By Bradley S. Dornish, Esq.

Since the passage of Act 129 in the summer of 2012, landlords in Pennsylvania have had far more direction from PA law on how to handle personal property left behind by tenants who have vacated their rental units than was ever previously available. Our state organization, the Pennsylvania Residential Owners’ Association, (PROA) worked for many years to get that key piece of legislation drafted, through the legislative process, and to see Act 129 become law. By now, all of us should be using residential leases with the Act 129 required language in them.

Yet we knew at the time it was passed that Act 129 did not cover every circumstance when a tenant left property behind in your rental units. That law covered only two ways a tenant “relinquished possession”:

1)      If a landlord filed a magisterial district court action for possession, went to a hearing, got a judgment, waited for the 10 day appeal period to expire, and then executed on the order of possession by having a constable lock the tenant out of the property; and

2)      If the tenant physically vacated the property either before or after an eviction action AND removed substantially all of his or her possessions AND provided a forwarding address or written notice to the landlord that the tenant has vacated.

Act 129 has worked well since its passage for those two situation, provided the landlord updated his or her lease to include the required notice to the tenants of their rights under the Act, but did not address at all the single biggest cause of personal property being left behind in PA rental units- tenants who owe back rent skipping out.

PROA has been diligently working behind the scenes for the past two years on these issues, collecting your stories of abandoned property in your units, sharing those stories with legislators through our lobbyists, and the tireless efforts of PROA Executive Director Rita Dallago. Lawyers and landlords on the PROA Board have drafted suggested language, revisions and comments to language in drafts of the legislation, and our members have offered testimony at public hearings.

All of these efforts and the hard work of legislators who appreciated the problems we faced with old furniture, food, clothing and bedding left behind by tenants in rental units led to the passage on October 15th and approval by the Governor on October 22nd, 2014 of House Bill 1714, now known as Act 167 of 2014. Act 167 extended Act 129 to now allow personal property left behind to be deemed abandoned in FIVE circumstances:

1)      When a tenant has vacated the unit following the termination of a written lease;

2)      When an eviction order or order for possession in favor of the landlord has been entered and the tenant has vacated the unit and removed substantially all personal property;

3)      When an eviction order or order for possession in favor of the landlord has been executed;

4)      When a tenant has provided the landlord with written notice of a forwarding address and has vacated the unit and removed substantially all personal property; and

5)      When the tenant has vacated the unit without communicating an intent to return, the rent is more than fifteen days past due and, subsequent to those events, the landlord has posted notice of the tenant’s rights regarding the personal property on the door of the unit.

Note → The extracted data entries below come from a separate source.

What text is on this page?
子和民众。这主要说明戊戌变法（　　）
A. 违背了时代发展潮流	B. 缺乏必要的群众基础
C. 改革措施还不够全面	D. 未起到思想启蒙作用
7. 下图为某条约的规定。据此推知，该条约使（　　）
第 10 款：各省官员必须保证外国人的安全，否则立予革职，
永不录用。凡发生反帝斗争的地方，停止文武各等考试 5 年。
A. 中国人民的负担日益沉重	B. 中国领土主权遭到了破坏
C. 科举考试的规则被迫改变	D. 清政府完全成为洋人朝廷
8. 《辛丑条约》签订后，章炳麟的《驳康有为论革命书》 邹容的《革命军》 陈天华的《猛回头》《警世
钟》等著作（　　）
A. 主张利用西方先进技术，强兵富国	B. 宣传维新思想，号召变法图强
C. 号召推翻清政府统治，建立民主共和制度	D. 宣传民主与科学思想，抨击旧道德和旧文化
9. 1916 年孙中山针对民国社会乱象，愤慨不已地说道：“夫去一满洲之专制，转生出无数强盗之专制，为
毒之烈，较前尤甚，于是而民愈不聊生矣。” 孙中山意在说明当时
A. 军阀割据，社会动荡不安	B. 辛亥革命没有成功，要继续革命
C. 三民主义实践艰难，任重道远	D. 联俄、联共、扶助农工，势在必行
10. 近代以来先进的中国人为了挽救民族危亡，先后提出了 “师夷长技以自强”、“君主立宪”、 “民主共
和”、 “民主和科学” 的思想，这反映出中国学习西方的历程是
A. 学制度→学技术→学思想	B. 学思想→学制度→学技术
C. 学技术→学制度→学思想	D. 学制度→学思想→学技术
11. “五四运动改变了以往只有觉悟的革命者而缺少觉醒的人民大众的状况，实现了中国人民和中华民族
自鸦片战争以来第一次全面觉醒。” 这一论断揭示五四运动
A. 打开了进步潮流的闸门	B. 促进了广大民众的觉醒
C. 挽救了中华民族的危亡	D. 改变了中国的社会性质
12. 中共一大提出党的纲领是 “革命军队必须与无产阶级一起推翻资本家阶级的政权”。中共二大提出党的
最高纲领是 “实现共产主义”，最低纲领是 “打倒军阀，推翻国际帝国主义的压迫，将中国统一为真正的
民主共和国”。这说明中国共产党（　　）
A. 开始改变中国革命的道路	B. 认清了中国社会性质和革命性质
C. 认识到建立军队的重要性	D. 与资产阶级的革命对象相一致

The additional situations to which Act 167 applies should cover most of the problems Pennsylvania landlords have with abandoned tenant possessions.  However, there are still situations to which the act won’t apply, the most significant of which is when a tenant dies. Your lease should have provisions for termination of a lease after death of the only named tenant, and time for removal of their property. If you use my current lease form, see Paragraph 39 “Death of Tenant”. You should know not to let just anyone who says they are a relative into the property, but to wait for the executor or administrator of an estate filed with the court, who should provide an official court form called “Letters Testamentary” or “Letters of Administration” which you can keep, before you give them access to the unit.

There are also special provisions in Act 167 for tenants who are under the protection of a protection from abuse order or “PFA”. If a landlord has actual knowledge or is notified that a tenant or a member of the tenant’s immediate family is under the protection of a PFA, a landlord must refrain from disposing of or taking control of personal property of the tenant for 30 days after the notice, and must store the tenant property for up to 30 days from the date of a request, if requested.

To protect tenants from landlords’ abuse of the new law, there are strong new consequences including triple damages, attorneys’ fees and court costs imposed on landlords who violate the rules of Act 167. Finally, there is a provision that terms of a written lease which are different from the new language can modify the rights under the law, except for those involving tenants protected under PFAs.  Remember before you draft different provisions for your leases that it will be up to the courts to determine if tougher language you have in a lease meets the requirements of the Plain Language Consumer Contract Act, as well as other laws, and affords tenants due process of law.  I am simply following Act 167 to avoid these issues.